The issue with this law pertains to how it categorizes dog theft. According to campaigners, the act currently treats animal thieves in the same way as mobile phone thieves since pets are considered “property” under the law.

It appears there will be no new legislation on dog theft despite recent attempts to lobby government for tougher sentencing and reclassification. It is important that sentencing guidelines consider the emotional distress experienced by dog owners, but there is no legal distinction between a stolen laptop and a stolen pet.

Who are the dogs at risk?

In 2018-19, according to Direct Line’s research shows that the most stolen breeds were:

  1.     Staffordshire Bull Terrier
  2.     Crossbreed
  3.     Chihuahua
  4.     Cocker Spaniel
  5.     Bulldog
  6.     Yorkshire Terrier
  7.     French Bulldog
  8.     Lurcher
  9.     Border Collie
  10.     Jack Russell

It isn’t necessary to assume that all the breeds in this list are endangered, but if the breed of your dog is one of the more in demand, you should be extra vigilant.

How many dogs are stolen each year?

The Direct Line insurance company reported that the number of companies that have reported dogs stolen has increased from 1,879 in 2017 to 1,959 in 2018 – the equivalent of five each day. In addition to this, there are also recent thefts throughout lockdown.

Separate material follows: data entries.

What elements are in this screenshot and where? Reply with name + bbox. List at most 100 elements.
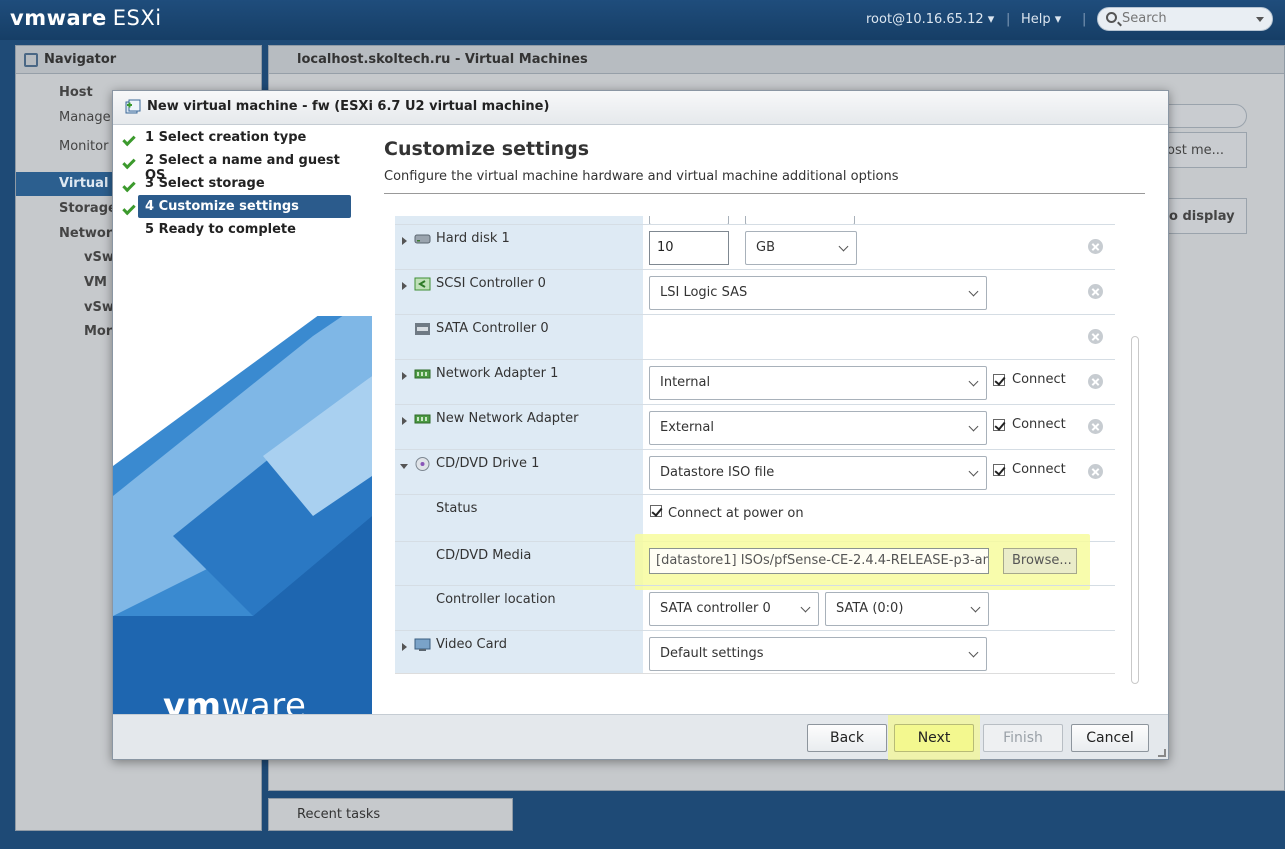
network-1-connect-checkbox[interactable] — [993, 374, 1005, 386]
scrollbar-thumb[interactable] — [1131, 336, 1139, 684]
main-header: localhost.skoltech.ru - Virtual Machines — [269, 46, 1284, 74]
step-customize-settings[interactable]: 4 Customize settings — [138, 195, 351, 218]
separator: | — [1082, 12, 1087, 27]
chevron-down-icon — [838, 241, 849, 252]
chevron-right-icon[interactable] — [402, 643, 407, 651]
network-adapter-1-row: Network Adapter 1 Internal Connect — [395, 359, 1115, 404]
resize-handle-icon[interactable] — [1158, 749, 1166, 757]
chevron-down-icon — [968, 286, 979, 297]
remove-icon[interactable] — [1088, 419, 1103, 434]
step-select-name[interactable]: 2 Select a name and guest OS — [138, 149, 351, 183]
main-fragment-host: ost me... — [1167, 143, 1225, 158]
chevron-down-icon[interactable] — [400, 464, 408, 469]
navigator-icon — [24, 53, 38, 67]
controller-location-label: Controller location — [436, 592, 556, 607]
controller-location-row: Controller location SATA controller 0 SA… — [395, 585, 1115, 630]
sata-controller-row: SATA Controller 0 — [395, 314, 1115, 359]
main-title: localhost.skoltech.ru - Virtual Machines — [297, 52, 588, 67]
network-1-connect-label: Connect — [1012, 372, 1066, 387]
remove-icon[interactable] — [1088, 284, 1103, 299]
chevron-down-icon — [968, 647, 979, 658]
scsi-controller-icon — [414, 277, 431, 291]
sata-controller-label: SATA Controller 0 — [436, 321, 549, 336]
cd-dvd-icon — [415, 457, 430, 471]
chevron-right-icon[interactable] — [402, 282, 407, 290]
scsi-controller-label: SCSI Controller 0 — [436, 276, 546, 291]
chevron-right-icon[interactable] — [402, 417, 407, 425]
next-button[interactable]: Next — [894, 724, 974, 752]
sata-controller-icon — [415, 323, 430, 335]
cd-media-row: CD/DVD Media [datastore1] ISOs/pfSense-C… — [395, 534, 1115, 590]
chevron-down-icon[interactable] — [1256, 17, 1264, 22]
help-menu[interactable]: Help ▾ — [1021, 12, 1061, 27]
finish-button[interactable]: Finish — [983, 724, 1063, 752]
hard-disk-icon — [414, 234, 431, 244]
video-card-select[interactable]: Default settings — [649, 637, 987, 671]
step-select-storage[interactable]: 3 Select storage — [138, 172, 351, 195]
new-vm-wizard: New virtual machine - fw (ESXi 6.7 U2 vi… — [112, 90, 1169, 760]
check-icon — [122, 178, 136, 193]
remove-icon[interactable] — [1088, 239, 1103, 254]
main-fragment-display: o display — [1169, 209, 1235, 224]
back-button[interactable]: Back — [807, 724, 887, 752]
remove-icon[interactable] — [1088, 464, 1103, 479]
new-vm-icon — [125, 99, 141, 114]
wizard-steps: 1 Select creation type 2 Select a name a… — [113, 126, 372, 714]
chevron-down-icon — [968, 466, 979, 477]
hard-disk-unit-select[interactable]: GB — [745, 231, 857, 265]
top-bar: vmware ESXi root@10.16.65.12 ▾ | Help ▾ | — [0, 0, 1285, 40]
connect-at-power-on-checkbox[interactable] — [650, 505, 662, 517]
wizard-title: New virtual machine - fw (ESXi 6.7 U2 vi… — [147, 99, 550, 114]
cd-media-label: CD/DVD Media — [436, 548, 532, 563]
step-ready-to-complete[interactable]: 5 Ready to complete — [138, 218, 351, 241]
chevron-down-icon — [800, 602, 811, 613]
controller-select[interactable]: SATA controller 0 — [649, 592, 819, 626]
page-title: Customize settings — [384, 138, 590, 160]
wizard-title-bar: New virtual machine - fw (ESXi 6.7 U2 vi… — [113, 91, 1168, 125]
nav-manage[interactable]: Manage — [59, 110, 111, 125]
hard-disk-size-input[interactable]: 10 — [649, 231, 729, 265]
network-adapter-icon — [414, 369, 431, 379]
connect-at-power-on-label: Connect at power on — [668, 506, 804, 521]
network-2-connect-checkbox[interactable] — [993, 419, 1005, 431]
nav-host[interactable]: Host — [59, 85, 93, 100]
customize-settings-pane: Customize settings Configure the virtual… — [372, 126, 1168, 714]
hard-disk-label: Hard disk 1 — [436, 231, 510, 246]
chevron-right-icon[interactable] — [402, 237, 407, 245]
cancel-button[interactable]: Cancel — [1071, 724, 1149, 752]
remove-icon[interactable] — [1088, 374, 1103, 389]
step-select-creation-type[interactable]: 1 Select creation type — [138, 126, 351, 149]
vmware-logo: vmware — [163, 686, 307, 714]
new-network-adapter-label: New Network Adapter — [436, 411, 579, 426]
network-2-connect-label: Connect — [1012, 417, 1066, 432]
cd-media-path-input[interactable]: [datastore1] ISOs/pfSense-CE-2.4.4-RELEA… — [649, 548, 989, 574]
search-icon — [1106, 12, 1117, 23]
controller-slot-select[interactable]: SATA (0:0) — [825, 592, 989, 626]
chevron-right-icon[interactable] — [402, 372, 407, 380]
cd-connect-label: Connect — [1012, 462, 1066, 477]
scsi-type-select[interactable]: LSI Logic SAS — [649, 276, 987, 310]
hardware-grid: Hard disk 1 10 GB SCSI Controller 0 LSI … — [395, 216, 1115, 674]
cd-dvd-type-select[interactable]: Datastore ISO file — [649, 456, 987, 490]
network-2-select[interactable]: External — [649, 411, 987, 445]
navigator-title: Navigator — [44, 52, 117, 67]
cd-connect-checkbox[interactable] — [993, 464, 1005, 476]
nav-monitor[interactable]: Monitor — [59, 139, 108, 154]
nav-vswitch-2[interactable]: vSw — [84, 300, 114, 315]
scsi-controller-row: SCSI Controller 0 LSI Logic SAS — [395, 269, 1115, 314]
nav-storage[interactable]: Storage — [59, 201, 117, 216]
recent-tasks-tab[interactable]: Recent tasks — [268, 798, 513, 831]
wizard-footer: Back Next Finish Cancel — [113, 714, 1168, 760]
browse-button[interactable]: Browse... — [1003, 548, 1077, 574]
user-menu[interactable]: root@10.16.65.12 ▾ — [866, 12, 994, 27]
separator: | — [1006, 12, 1011, 27]
check-icon — [122, 155, 136, 170]
esxi-logo: vmware ESXi — [10, 6, 162, 30]
network-1-select[interactable]: Internal — [649, 366, 987, 400]
cd-status-label: Status — [436, 501, 478, 516]
search-input[interactable] — [1122, 11, 1252, 26]
video-card-label: Video Card — [436, 637, 507, 652]
nav-vswitch-1[interactable]: vSw — [84, 250, 114, 265]
search-box[interactable] — [1097, 7, 1273, 31]
remove-icon[interactable] — [1088, 329, 1103, 344]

A study by Dog Lost said the number of stolen dogs during lockdown was 65% higher than last year.

According to the charity, the numbers have steadily increased. In 2016, there were 61 cases reported; in 2017, there were 217 due to mandatory microchipping.

It’s hard to say what the true numbers may be since many victims don’t report their dogs stolen, so it can be said that the increase over the years is due in part to better reporting by police forces.

You should be aware of the lineage of your puppy

Breeding in puppy farms across Europe is one reason why dogs are stolen. Without access to water, puppies are bred in disgusting conditions, exposing them to disease, discomfort, and long-term health problems. Vaccines are given to puppies much too early, and they are taken from their mothers without vaccinations. The animals are sold to families unknowingly, and they are most often returned to rescue shelters or charities.

Here are some tips on spotting puppy farms:

Compare multiple online ads to find the same number. In the event that this number appears in several ads running at the same time on Google, you should pay attention.

Purchasing a puppy at a lockdown can be difficult, because price alone is not an indicator of the average price. Price that is either absurdly low or outrageously high should cause you to be skeptical.

The same content and pictures will be used repeatedly for each litter of puppies. Look for more than one result by Google searching the advert’s description and photos.

Whenever you purchase a puppy, you should inquire about where it was bred and raised. They should bring their mother. A car park, lay-by or any other unusual location is not appropriate for meeting.

It is not possible to vaccinate a puppy before he or she is four weeks old. If someone advertises a puppy that has been vaccinated, it is a lie.

Make sure the seller is a member of the Kennel Club and always ask for the original paperwork.

Do not be fooled by sellers who ask what puppy you intend to see. Different breeds are available, which may be an indication that the business is a farm rather than a genuine breeder.

Make sure you pay attention to pressure from sellers. Insurance and puppy packs that are free are no guarantee of legitimacy.

When you visit the dog you are interested in, be prepared to leave if the sex doesn’t match what you requested.